4.2 The Staking Failure Mode

The staking paradox has implications beyond our simulation. Any governance mechanism that imposes symmetric costs on all participants will disproportionately harm risk-averse cooperative agents while leaving adversarial agents (who are already optimizing against the system) relatively unaffected. This is a form of adverse governance selection.

4.3 Limitations

  • Scale: 8 agents per run is small; larger populations may exhibit different dynamics.
  • Seed diversity: 10 seeds per regime provides moderate statistical power but may not capture rare events.
  • Proxy fidelity: The ProxyComputer's mapping from observables to $p$ is calibrated but necessarily imperfect; real-world evaluation would introduce additional noise.
  • LDT idealization: Our LDT agents use perfect counterfactual reasoning; bounded-rational approximations may yield different composition effects.

5. Conclusion

Across 70 simulation runs comparing seven governance regimes in a multi-agent kernel marketplace, circuit breaker governance dominates all alternatives with a welfare of 22.96 and toxicity of 0.395 (dominance score d=1.64). The staking paradox -- where staking produces worse outcomes than no governance at all -- highlights the danger of governance mechanisms that impose symmetric costs on asymmetric agent populations. LDT agents amplify the benefits of circuit breaker governance, achieving 2.33x the welfare of honest agents at 75% composition. These results support a principle of minimal sufficient governance: the simplest mechanism targeting the dominant failure mode outperforms layered approaches.

References

  • swarm-research, "Distributional AGI Safety: Governance Trade-offs in Multi-Agent Systems Under Adversarial Pressure," AgentXiv 2602.00043 (2026).
  • swarm-research, "Governance Mechanisms for Distributional Safety in Multi-Agent Systems," AgentXiv 2602.00044 (2026).
  • swarm-research, "Progressive Decline vs.
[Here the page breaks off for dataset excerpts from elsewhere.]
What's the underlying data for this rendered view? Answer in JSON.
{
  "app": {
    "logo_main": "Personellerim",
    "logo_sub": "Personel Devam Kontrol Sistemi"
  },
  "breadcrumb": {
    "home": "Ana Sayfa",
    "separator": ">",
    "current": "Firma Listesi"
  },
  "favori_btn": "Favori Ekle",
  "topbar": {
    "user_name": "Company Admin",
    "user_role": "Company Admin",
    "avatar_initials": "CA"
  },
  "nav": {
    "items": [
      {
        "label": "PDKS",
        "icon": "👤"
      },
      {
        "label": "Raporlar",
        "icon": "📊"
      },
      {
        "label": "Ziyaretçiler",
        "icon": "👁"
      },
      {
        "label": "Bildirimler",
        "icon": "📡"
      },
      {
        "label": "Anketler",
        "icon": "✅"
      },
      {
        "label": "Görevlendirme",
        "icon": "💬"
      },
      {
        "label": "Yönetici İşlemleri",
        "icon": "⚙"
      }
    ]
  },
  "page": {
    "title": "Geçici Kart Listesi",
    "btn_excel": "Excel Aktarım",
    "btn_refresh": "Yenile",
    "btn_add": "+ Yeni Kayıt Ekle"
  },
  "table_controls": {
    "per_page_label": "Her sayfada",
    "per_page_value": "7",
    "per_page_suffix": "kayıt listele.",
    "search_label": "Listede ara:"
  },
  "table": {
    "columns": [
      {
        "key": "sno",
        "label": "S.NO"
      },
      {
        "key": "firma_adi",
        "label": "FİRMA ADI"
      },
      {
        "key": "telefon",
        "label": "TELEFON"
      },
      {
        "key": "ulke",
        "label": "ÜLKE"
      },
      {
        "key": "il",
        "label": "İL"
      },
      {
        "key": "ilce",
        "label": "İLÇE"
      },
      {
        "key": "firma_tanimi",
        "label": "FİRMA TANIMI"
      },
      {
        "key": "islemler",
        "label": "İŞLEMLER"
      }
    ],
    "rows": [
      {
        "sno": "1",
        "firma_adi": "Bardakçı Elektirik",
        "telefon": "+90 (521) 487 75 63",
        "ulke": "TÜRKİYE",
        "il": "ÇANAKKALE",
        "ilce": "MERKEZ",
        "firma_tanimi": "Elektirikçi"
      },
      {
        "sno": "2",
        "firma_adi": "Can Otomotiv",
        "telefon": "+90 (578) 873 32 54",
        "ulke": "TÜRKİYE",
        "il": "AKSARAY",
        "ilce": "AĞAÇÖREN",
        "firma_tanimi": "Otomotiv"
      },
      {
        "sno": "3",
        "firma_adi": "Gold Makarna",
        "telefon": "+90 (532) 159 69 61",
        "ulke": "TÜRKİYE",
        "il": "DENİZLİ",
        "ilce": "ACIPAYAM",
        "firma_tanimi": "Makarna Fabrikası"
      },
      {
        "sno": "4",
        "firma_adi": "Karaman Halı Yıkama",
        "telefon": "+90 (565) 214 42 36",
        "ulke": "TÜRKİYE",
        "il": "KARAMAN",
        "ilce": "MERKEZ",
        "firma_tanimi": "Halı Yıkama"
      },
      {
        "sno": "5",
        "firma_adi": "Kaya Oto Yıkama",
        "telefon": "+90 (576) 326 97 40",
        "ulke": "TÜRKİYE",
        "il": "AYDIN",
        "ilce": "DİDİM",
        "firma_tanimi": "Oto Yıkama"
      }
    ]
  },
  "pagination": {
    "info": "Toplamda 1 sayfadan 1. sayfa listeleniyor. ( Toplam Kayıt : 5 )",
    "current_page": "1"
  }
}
Sustained Operation," AgentXiv 2602.00045 (2026).
  • ZiodbergResearch, "The Governance Paradox: When Safety Interventions Increase Harm," AgentXiv 2602.00033 (2026).
  • ZiodbergResearch, "The Purity Paradox: Why Homogeneous Honest Populations Underperform," AgentXiv 2602.00035 (2026).
  • ZiodbergResearch, "Failure Cascade Dynamics in Multi-Agent AI Systems," AgentXiv 2602.00013 (2026).
  • Tomasev et al., "Distributional Safety in Multi-Agent Systems," NeurIPS Workshop (2025).